Burg’s hiring comes as no surprise to those who know him best. It was just a matter of time.
“I’ve been involved with 25-30 coaches of Division I and junior college, and he’s the best coach I’ve been around, in terms of being a hard worker, being loyal, doing things no one else wants to or is willing to do, and making the right decisions that will enable a program to be successful,” said Brian Marso, who gave Burg his first true coaching job at Garden Community College.
When Burg was helping lead the Red Raiders to their first Final Four last year, he told 281sportsunlimited.com how much he embraced the workmanlike hustle of his career.
“When I have the chance, I take a deep breath and look back. I embrace it,” Burg said at the time. “I can relate to the coaches who drive 15-passenger vans after games and eat sack lunches. This has been a great run for me. If I could ever give a message to a coach grinding to reach his goals, I’d say stick with it. I’ve been there. It’s been an unbelievable journey, and I try to enjoy the process and the journey while I’m at it.”
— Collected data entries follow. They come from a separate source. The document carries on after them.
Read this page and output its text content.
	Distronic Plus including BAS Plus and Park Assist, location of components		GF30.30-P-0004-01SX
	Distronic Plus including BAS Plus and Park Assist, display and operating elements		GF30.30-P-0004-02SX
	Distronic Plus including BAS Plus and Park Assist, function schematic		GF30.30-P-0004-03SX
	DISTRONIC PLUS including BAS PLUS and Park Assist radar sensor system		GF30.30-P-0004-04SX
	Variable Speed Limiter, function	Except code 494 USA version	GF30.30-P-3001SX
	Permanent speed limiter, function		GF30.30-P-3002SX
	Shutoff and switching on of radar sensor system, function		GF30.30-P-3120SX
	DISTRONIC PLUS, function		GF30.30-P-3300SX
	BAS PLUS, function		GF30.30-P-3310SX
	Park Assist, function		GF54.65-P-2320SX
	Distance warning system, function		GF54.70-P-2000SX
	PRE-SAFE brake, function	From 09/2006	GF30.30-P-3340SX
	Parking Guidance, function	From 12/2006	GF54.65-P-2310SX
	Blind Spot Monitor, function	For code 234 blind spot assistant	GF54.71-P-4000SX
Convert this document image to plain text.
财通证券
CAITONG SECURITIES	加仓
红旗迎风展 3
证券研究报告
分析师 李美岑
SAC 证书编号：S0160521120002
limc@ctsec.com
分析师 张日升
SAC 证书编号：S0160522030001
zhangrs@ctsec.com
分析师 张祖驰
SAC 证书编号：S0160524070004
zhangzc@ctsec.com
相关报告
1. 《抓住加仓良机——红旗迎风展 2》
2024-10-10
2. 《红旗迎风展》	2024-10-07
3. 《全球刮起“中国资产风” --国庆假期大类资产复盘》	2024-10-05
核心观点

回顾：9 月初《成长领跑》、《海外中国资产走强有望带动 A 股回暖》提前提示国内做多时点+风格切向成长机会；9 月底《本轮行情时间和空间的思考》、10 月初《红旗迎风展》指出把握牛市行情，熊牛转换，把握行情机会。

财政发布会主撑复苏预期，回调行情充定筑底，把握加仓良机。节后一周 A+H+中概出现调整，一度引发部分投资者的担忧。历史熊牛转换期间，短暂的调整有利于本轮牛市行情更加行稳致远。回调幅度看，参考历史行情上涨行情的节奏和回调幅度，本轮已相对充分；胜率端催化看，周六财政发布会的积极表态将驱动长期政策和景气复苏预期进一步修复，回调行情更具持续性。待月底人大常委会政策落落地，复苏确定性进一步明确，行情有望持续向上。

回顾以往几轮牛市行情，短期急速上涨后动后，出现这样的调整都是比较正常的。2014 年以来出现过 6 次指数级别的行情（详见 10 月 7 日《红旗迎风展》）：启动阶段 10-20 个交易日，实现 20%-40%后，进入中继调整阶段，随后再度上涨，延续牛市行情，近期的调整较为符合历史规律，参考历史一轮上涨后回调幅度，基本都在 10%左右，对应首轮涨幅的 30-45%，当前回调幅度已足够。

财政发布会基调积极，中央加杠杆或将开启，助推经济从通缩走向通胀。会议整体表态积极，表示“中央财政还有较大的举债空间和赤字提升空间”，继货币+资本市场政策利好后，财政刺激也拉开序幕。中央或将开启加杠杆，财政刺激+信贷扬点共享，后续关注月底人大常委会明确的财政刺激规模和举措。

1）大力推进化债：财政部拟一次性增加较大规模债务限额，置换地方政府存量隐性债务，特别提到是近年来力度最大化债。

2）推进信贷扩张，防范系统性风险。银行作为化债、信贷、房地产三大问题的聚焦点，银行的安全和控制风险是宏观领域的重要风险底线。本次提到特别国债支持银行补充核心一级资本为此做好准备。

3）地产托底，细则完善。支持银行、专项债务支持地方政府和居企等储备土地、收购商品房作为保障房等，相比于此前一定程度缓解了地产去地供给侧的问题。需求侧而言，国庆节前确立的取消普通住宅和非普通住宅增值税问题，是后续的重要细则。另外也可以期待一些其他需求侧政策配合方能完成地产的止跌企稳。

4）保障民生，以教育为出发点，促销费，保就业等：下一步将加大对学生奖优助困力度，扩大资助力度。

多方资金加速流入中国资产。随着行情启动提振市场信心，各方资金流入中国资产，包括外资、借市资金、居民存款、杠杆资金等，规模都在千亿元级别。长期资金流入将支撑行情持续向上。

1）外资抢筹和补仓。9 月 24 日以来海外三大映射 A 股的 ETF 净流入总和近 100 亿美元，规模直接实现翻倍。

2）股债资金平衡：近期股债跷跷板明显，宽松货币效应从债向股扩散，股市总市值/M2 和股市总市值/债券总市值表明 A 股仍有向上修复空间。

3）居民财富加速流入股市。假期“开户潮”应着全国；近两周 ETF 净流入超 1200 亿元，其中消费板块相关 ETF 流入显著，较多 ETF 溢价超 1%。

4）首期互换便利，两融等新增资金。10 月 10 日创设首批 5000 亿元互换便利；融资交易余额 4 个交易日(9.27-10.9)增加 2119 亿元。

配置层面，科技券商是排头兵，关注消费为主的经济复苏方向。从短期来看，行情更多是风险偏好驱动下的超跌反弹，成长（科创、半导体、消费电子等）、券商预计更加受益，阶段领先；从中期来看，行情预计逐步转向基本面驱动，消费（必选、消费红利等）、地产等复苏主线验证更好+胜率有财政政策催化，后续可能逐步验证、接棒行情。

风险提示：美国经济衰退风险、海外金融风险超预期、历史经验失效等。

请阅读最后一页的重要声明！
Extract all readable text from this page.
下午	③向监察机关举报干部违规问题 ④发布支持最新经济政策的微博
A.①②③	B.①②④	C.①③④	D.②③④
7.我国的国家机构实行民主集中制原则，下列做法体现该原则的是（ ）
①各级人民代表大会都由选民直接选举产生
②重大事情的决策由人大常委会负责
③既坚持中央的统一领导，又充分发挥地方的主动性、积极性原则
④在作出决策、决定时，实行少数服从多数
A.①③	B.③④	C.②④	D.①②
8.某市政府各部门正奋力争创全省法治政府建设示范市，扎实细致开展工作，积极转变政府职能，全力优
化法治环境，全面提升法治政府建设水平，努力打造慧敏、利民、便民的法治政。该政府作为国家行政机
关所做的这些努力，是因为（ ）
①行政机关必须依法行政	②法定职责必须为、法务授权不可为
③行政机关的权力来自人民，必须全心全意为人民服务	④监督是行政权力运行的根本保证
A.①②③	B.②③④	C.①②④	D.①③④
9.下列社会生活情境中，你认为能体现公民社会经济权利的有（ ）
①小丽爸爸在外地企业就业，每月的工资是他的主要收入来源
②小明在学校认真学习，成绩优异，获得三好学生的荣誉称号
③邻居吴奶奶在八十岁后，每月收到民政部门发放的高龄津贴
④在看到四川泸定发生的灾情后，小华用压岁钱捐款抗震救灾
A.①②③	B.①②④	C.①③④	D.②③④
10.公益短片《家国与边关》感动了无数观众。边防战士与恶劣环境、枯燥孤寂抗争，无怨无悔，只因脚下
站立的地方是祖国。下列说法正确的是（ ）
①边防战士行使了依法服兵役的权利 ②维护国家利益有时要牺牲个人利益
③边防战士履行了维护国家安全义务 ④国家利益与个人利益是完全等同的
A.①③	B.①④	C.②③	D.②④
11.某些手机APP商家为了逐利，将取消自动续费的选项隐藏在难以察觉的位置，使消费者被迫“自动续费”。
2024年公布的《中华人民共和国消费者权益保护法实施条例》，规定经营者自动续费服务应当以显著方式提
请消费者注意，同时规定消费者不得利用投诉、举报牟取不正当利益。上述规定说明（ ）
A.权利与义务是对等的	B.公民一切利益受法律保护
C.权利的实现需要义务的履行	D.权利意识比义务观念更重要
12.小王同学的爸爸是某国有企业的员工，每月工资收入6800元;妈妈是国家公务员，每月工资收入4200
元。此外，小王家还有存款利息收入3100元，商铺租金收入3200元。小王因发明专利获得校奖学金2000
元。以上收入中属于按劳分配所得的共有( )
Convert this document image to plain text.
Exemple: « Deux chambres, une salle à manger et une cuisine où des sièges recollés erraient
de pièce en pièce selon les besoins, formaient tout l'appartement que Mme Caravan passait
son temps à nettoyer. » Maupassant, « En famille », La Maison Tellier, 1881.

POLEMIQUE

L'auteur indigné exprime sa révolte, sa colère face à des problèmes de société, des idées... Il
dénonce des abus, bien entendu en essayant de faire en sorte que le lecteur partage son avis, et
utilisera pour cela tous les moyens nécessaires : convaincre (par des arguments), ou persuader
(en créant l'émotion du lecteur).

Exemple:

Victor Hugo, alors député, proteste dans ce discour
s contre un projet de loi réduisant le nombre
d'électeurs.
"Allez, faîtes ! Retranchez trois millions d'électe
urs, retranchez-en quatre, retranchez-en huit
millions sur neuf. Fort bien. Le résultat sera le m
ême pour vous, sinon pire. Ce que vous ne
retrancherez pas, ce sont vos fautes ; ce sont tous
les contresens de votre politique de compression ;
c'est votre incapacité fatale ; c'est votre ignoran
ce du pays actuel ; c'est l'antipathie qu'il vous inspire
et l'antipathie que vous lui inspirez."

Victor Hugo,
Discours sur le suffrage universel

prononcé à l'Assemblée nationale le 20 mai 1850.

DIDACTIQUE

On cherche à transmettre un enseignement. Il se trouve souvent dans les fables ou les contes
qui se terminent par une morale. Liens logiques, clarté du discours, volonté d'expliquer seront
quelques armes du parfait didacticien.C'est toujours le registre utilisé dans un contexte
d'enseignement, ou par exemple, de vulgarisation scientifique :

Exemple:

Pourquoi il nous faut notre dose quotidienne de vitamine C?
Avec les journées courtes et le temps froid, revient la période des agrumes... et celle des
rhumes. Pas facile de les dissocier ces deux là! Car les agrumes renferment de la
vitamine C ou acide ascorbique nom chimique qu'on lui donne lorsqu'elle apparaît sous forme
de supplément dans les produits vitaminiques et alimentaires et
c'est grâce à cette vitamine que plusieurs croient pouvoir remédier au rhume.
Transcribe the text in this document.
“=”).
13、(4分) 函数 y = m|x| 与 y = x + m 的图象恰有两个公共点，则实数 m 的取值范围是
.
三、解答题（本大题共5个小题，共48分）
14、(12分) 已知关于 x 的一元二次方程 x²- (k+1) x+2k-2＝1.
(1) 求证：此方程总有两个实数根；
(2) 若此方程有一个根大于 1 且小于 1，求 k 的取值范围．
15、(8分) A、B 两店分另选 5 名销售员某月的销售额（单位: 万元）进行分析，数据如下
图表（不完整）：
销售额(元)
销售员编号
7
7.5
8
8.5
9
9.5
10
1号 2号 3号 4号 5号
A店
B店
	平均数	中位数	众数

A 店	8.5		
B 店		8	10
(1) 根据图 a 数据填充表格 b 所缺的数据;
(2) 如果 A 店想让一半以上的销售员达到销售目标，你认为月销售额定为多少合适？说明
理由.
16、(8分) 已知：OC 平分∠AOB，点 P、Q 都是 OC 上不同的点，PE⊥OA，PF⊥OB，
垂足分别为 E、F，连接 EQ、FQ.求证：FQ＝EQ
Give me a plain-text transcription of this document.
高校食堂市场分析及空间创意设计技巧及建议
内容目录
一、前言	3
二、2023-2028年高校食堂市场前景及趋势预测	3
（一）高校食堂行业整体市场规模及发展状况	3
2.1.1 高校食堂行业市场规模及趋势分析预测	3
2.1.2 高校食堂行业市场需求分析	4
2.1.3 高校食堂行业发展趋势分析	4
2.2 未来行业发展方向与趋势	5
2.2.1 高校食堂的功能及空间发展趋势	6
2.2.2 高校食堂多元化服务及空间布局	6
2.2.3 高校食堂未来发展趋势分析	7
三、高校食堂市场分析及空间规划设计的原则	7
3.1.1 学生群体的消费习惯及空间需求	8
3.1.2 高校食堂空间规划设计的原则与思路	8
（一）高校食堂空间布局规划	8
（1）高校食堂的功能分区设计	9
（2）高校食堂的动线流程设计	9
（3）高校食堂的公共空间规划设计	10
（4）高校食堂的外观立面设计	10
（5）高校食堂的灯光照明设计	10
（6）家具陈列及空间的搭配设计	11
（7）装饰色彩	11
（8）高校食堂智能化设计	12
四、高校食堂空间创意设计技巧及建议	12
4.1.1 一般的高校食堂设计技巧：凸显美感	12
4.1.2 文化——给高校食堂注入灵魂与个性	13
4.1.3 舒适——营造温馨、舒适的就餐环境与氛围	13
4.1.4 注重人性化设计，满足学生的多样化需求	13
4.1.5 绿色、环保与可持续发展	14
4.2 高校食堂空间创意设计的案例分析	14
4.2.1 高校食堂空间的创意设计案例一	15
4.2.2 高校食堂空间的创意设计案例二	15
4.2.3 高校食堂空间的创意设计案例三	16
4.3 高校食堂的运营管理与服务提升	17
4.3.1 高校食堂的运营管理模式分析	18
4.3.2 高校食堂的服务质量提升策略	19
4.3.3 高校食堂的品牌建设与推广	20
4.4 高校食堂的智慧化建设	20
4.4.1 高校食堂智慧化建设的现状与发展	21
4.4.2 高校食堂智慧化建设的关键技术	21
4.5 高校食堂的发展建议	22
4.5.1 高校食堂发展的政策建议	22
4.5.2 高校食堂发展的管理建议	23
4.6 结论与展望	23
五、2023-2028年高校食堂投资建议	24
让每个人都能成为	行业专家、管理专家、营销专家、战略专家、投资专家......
Burg attended Katy Elementary and Katy High School before finishing his senior year of high school at Cypress Falls High in 1998. The coaching influences from childhood years in Katy have been life-lasting.
It started with George Crockett, who was “the first competitiveness I saw at Katy Elementary,” to Billy Fowler and Dean Darrow at Katy Junior High, and then to Jody Sory and Brooks Boynton at Katy High.
“It was the overall culture of winning,” said Burg, whose parents James and Kathy still live in old town Katy. “It wasn’t just football, it was all sports. Just the way coaches carried themselves with the culture and offseason programs. You’re going to work. There’s no entitlement at Katy High. It’s a blue-collar mentality, and it’s something that’s really stuck with me in my coaching career. If you work, success will follow.”
Burg is highly regarded as a recruiter and developer of talent. His work ethic is impressive.
“Brian’s commitment to the comprehensive development of our student-athletes on-and-off the court resonated with the search committee,” Georgia Southern athletic director Jared Benko said in the news release. “As we spoke to some of the best and brightest college basketball minds in the country, his name continued to come up time and again.”
In Burg’s four seasons with Texas Tech, the Red Raiders went 94-44 with two deep runs in the NCAA Tournament.
“Burg’s contributions to our success cannot be overstated,” Beard said in a news release. “He is a great coach, relentless recruiter and someone who worked his way through multiple levels of college basketball to earn this opportunity. I know that he will build on the success that Georgia Southern has established through his unmatched work ethic.”
Georgia Southern has finished in the top-5 in each of its six seasons in the Sun Belt Conference. Georgia Southern tallied 20-plus wins for the third straight season in 2019-2020, a feat not accomplished since 1986-89.